You may also want to look into taking a little extra magnesium, since that helps with processing vitamin D3. I actually take a combo supplement that includes magnesium, calcium, vitamin D3 and zinc; the recommended dosage is 3 pills a day, which gives you 600 IU of D3. But the magnesium helps support it. (I actually take it for the magnesium, which helps me with sleep maintenance; but the D3 is a bonus that helps with winter doldrums.)
posted by EmpressCallipygos at 7:36 AM on November 14, 2018

Agree, 2000iu/day is sort of standard maintenance; you may do well to go to your GP and have your levels tested via bloodwork. When I did this and my levels came back deficient I was advised to take 5000iu/day until my levels came back up.
posted by vignettist at 9:18 AM on November 14, 2018

I have bought SAD lights twice and both times found it impossible to get in the habit of using it long enough to see if it even helped.
posted by Smearcase at 12:34 PM on November 14, 2018

The Vitamin D test may be unnecessary. Most Canadians are advised not to take one, because routine supplementation with Vitamin D is appropriate for the general population. This assumption should hold for everybody in the US living north of California.

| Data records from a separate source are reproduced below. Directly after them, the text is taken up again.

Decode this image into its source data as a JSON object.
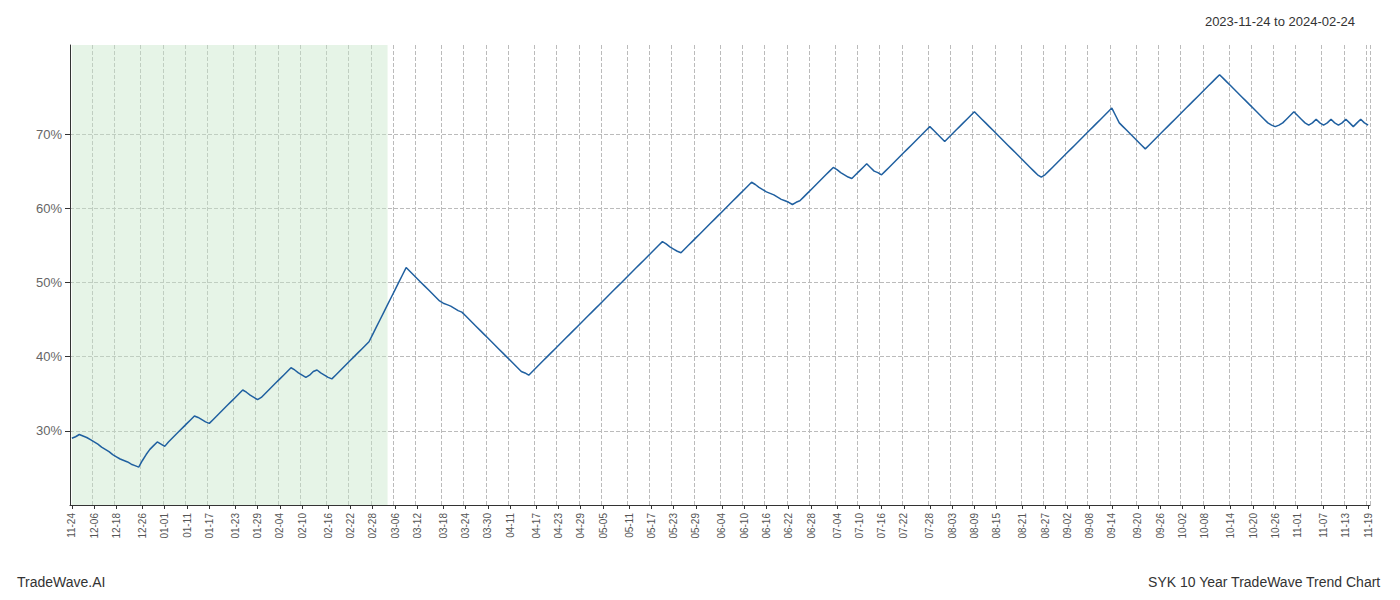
{
  "chart_data": {
    "type": "line",
    "title": "SYK 10 Year TradeWave Trend Chart",
    "subtitle": "2023-11-24 to 2024-02-24",
    "annotations": [
      "TradeWave.AI"
    ],
    "color": "#2060a0",
    "grid": true,
    "highlight": {
      "from": 0,
      "to": 85,
      "color": "#c8e6c9"
    },
    "ylim": [
      20,
      82
    ],
    "yticks": [
      {
        "value": 30,
        "label": "30%"
      },
      {
        "value": 40,
        "label": "40%"
      },
      {
        "value": 50,
        "label": "50%"
      },
      {
        "value": 60,
        "label": "60%"
      },
      {
        "value": 70,
        "label": "70%"
      }
    ],
    "categories": [
      "11-24",
      null,
      null,
      null,
      null,
      null,
      "12-06",
      null,
      null,
      null,
      null,
      null,
      "12-18",
      null,
      null,
      null,
      null,
      null,
      null,
      "12-26",
      null,
      null,
      null,
      null,
      null,
      "01-01",
      null,
      null,
      null,
      null,
      null,
      "01-11",
      null,
      null,
      null,
      null,
      null,
      "01-17",
      null,
      null,
      null,
      null,
      null,
      null,
      "01-23",
      null,
      null,
      null,
      null,
      null,
      "01-29",
      null,
      null,
      null,
      null,
      null,
      "02-04",
      null,
      null,
      null,
      null,
      null,
      "02-10",
      null,
      null,
      null,
      null,
      null,
      null,
      "02-16",
      null,
      null,
      null,
      null,
      null,
      "02-22",
      null,
      null,
      null,
      null,
      null,
      "02-28",
      null,
      null,
      null,
      null,
      null,
      "03-06",
      null,
      null,
      null,
      null,
      null,
      "03-12",
      null,
      null,
      null,
      null,
      null,
      null,
      "03-18",
      null,
      null,
      null,
      null,
      null,
      "03-24",
      null,
      null,
      null,
      null,
      null,
      "03-30",
      null,
      null,
      null,
      null,
      null,
      "04-11",
      null,
      null,
      null,
      null,
      null,
      null,
      "04-17",
      null,
      null,
      null,
      null,
      null,
      "04-23",
      null,
      null,
      null,
      null,
      null,
      "04-29",
      null,
      null,
      null,
      null,
      null,
      "05-05",
      null,
      null,
      null,
      null,
      null,
      null,
      "05-11",
      null,
      null,
      null,
      null,
      null,
      "05-17",
      null,
      null,
      null,
      null,
      null,
      "05-23",
      null,
      null,
      null,
      null,
      null,
      "05-29",
      null,
      null,
      null,
      null,
      null,
      null,
      "06-04",
      null,
      null,
      null,
      null,
      null,
      "06-10",
      null,
      null,
      null,
      null,
      null,
      "06-16",
      null,
      null,
      null,
      null,
      null,
      "06-22",
      null,
      null,
      null,
      null,
      null,
      "06-28",
      null,
      null,
      null,
      null,
      null,
      null,
      "07-04",
      null,
      null,
      null,
      null,
      null,
      "07-10",
      null,
      null,
      null,
      null,
      null,
      "07-16",
      null,
      null,
      null,
      null,
      null,
      "07-22",
      null,
      null,
      null,
      null,
      null,
      null,
      "07-28",
      null,
      null,
      null,
      null,
      null,
      "08-03",
      null,
      null,
      null,
      null,
      null,
      "08-09",
      null,
      null,
      null,
      null,
      null,
      "08-15",
      null,
      null,
      null,
      null,
      null,
      null,
      "08-21",
      null,
      null,
      null,
      null,
      null,
      "08-27",
      null,
      null,
      null,
      null,
      null,
      "09-02",
      null,
      null,
      null,
      null,
      null,
      "09-08",
      null,
      null,
      null,
      null,
      null,
      "09-14",
      null,
      null,
      null,
      null,
      null,
      null,
      "09-20",
      null,
      null,
      null,
      null,
      null,
      "09-26",
      null,
      null,
      null,
      null,
      null,
      "10-02",
      null,
      null,
      null,
      null,
      null,
      "10-08",
      null,
      null,
      null,
      null,
      null,
      null,
      "10-14",
      null,
      null,
      null,
      null,
      null,
      "10-20",
      null,
      null,
      null,
      null,
      null,
      "10-26",
      null,
      null,
      null,
      null,
      null,
      "11-01",
      null,
      null,
      null,
      null,
      null,
      null,
      "11-07",
      null,
      null,
      null,
      null,
      null,
      "11-13",
      null,
      null,
      null,
      null,
      null,
      "11-19"
    ],
    "values": [
      29.0,
      29.2,
      29.5,
      29.3,
      29.1,
      28.8,
      28.5,
      28.2,
      27.8,
      27.5,
      27.2,
      26.8,
      26.5,
      26.2,
      26.0,
      25.8,
      25.5,
      25.3,
      25.1,
      26.0,
      26.8,
      27.5,
      28.0,
      28.5,
      28.2,
      27.9,
      28.5,
      29.0,
      29.5,
      30.0,
      30.5,
      31.0,
      31.5,
      32.0,
      31.8,
      31.5,
      31.2,
      31.0,
      31.5,
      32.0,
      32.5,
      33.0,
      33.5,
      34.0,
      34.5,
      35.0,
      35.5,
      35.2,
      34.8,
      34.5,
      34.2,
      34.5,
      35.0,
      35.5,
      36.0,
      36.5,
      37.0,
      37.5,
      38.0,
      38.5,
      38.2,
      37.8,
      37.5,
      37.2,
      37.5,
      38.0,
      38.2,
      37.8,
      37.5,
      37.2,
      37.0,
      37.5,
      38.0,
      38.5,
      39.0,
      39.5,
      40.0,
      40.5,
      41.0,
      41.5,
      42.0,
      43.0,
      44.0,
      45.0,
      46.0,
      47.0,
      48.0,
      49.0,
      50.0,
      51.0,
      52.0,
      51.5,
      51.0,
      50.5,
      50.0,
      49.5,
      49.0,
      48.5,
      48.0,
      47.5,
      47.2,
      47.0,
      46.8,
      46.5,
      46.2,
      46.0,
      45.5,
      45.0,
      44.5,
      44.0,
      43.5,
      43.0,
      42.5,
      42.0,
      41.5,
      41.0,
      40.5,
      40.0,
      39.5,
      39.0,
      38.5,
      38.0,
      37.8,
      37.5,
      38.0,
      38.5,
      39.0,
      39.5,
      40.0,
      40.5,
      41.0,
      41.5,
      42.0,
      42.5,
      43.0,
      43.5,
      44.0,
      44.5,
      45.0,
      45.5,
      46.0,
      46.5,
      47.0,
      47.5,
      48.0,
      48.5,
      49.0,
      49.5,
      50.0,
      50.5,
      51.0,
      51.5,
      52.0,
      52.5,
      53.0,
      53.5,
      54.0,
      54.5,
      55.0,
      55.5,
      55.2,
      54.8,
      54.5,
      54.2,
      54.0,
      54.5,
      55.0,
      55.5,
      56.0,
      56.5,
      57.0,
      57.5,
      58.0,
      58.5,
      59.0,
      59.5,
      60.0,
      60.5,
      61.0,
      61.5,
      62.0,
      62.5,
      63.0,
      63.5,
      63.2,
      62.8,
      62.5,
      62.2,
      62.0,
      61.8,
      61.5,
      61.2,
      61.0,
      60.8,
      60.5,
      60.8,
      61.0,
      61.5,
      62.0,
      62.5,
      63.0,
      63.5,
      64.0,
      64.5,
      65.0,
      65.5,
      65.2,
      64.8,
      64.5,
      64.2,
      64.0,
      64.5,
      65.0,
      65.5,
      66.0,
      65.5,
      65.0,
      64.8,
      64.5,
      65.0,
      65.5,
      66.0,
      66.5,
      67.0,
      67.5,
      68.0,
      68.5,
      69.0,
      69.5,
      70.0,
      70.5,
      71.0,
      70.5,
      70.0,
      69.5,
      69.0,
      69.5,
      70.0,
      70.5,
      71.0,
      71.5,
      72.0,
      72.5,
      73.0,
      72.5,
      72.0,
      71.5,
      71.0,
      70.5,
      70.0,
      69.5,
      69.0,
      68.5,
      68.0,
      67.5,
      67.0,
      66.5,
      66.0,
      65.5,
      65.0,
      64.5,
      64.2,
      64.5,
      65.0,
      65.5,
      66.0,
      66.5,
      67.0,
      67.5,
      68.0,
      68.5,
      69.0,
      69.5,
      70.0,
      70.5,
      71.0,
      71.5,
      72.0,
      72.5,
      73.0,
      73.5,
      72.5,
      71.5,
      71.0,
      70.5,
      70.0,
      69.5,
      69.0,
      68.5,
      68.0,
      68.5,
      69.0,
      69.5,
      70.0,
      70.5,
      71.0,
      71.5,
      72.0,
      72.5,
      73.0,
      73.5,
      74.0,
      74.5,
      75.0,
      75.5,
      76.0,
      76.5,
      77.0,
      77.5,
      78.0,
      77.5,
      77.0,
      76.5,
      76.0,
      75.5,
      75.0,
      74.5,
      74.0,
      73.5,
      73.0,
      72.5,
      72.0,
      71.5,
      71.2,
      71.0,
      71.2,
      71.5,
      72.0,
      72.5,
      73.0,
      72.5,
      72.0,
      71.5,
      71.2,
      71.5,
      72.0,
      71.5,
      71.2,
      71.5,
      72.0,
      71.5,
      71.2,
      71.5,
      72.0,
      71.5,
      71.0,
      71.5,
      72.0,
      71.5,
      71.2
    ]
  }
}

The Canadian recommendation is for no more than 4000 iu/day, this is what I take.
posted by crazycanuck at 3:25 PM on November 14, 2018 [1 favorite]

I was diagnosed with vitamin D deficiency this summer, and I reviewed the peer-reviewed literature. 2,000 IU of D3 a day, or 50,000 IU monthly, ideally taken with a meal containing fat. D3 is better than D2, but only a bit and it's more pronounced at larger doses.

It's apparently fairly hard to induce vitamin D toxicity - your body will just quit making it. Vitamin D testing is expensive, and the downsides of just taking supplements are unlikely. Anecdotally, if you do lack D, you should start feeling better within a few weeks of supplementation.
posted by momus_window at 5:03 PM on November 14, 2018 [1 favorite]

My wife has 6 monthly blood tests for a different reason, but Vitamin D is checked as part of it. She was deficient and her Dr (UK NHS) told her to take 2000IU supplements. These helped but she was still a little low, so she swapped to 3000IU tablets (1 a day) and is now within normal range.

So the "for what its worth" feedback I'd give is that 2000IU to 3000IU is a sensible place to try for people that aren't having serious deficiency related problems, and the massive super-cheap generic bottles you can buy from Amazon actually do seem to contain what they claim ... at least in as much as it has brought her levels up.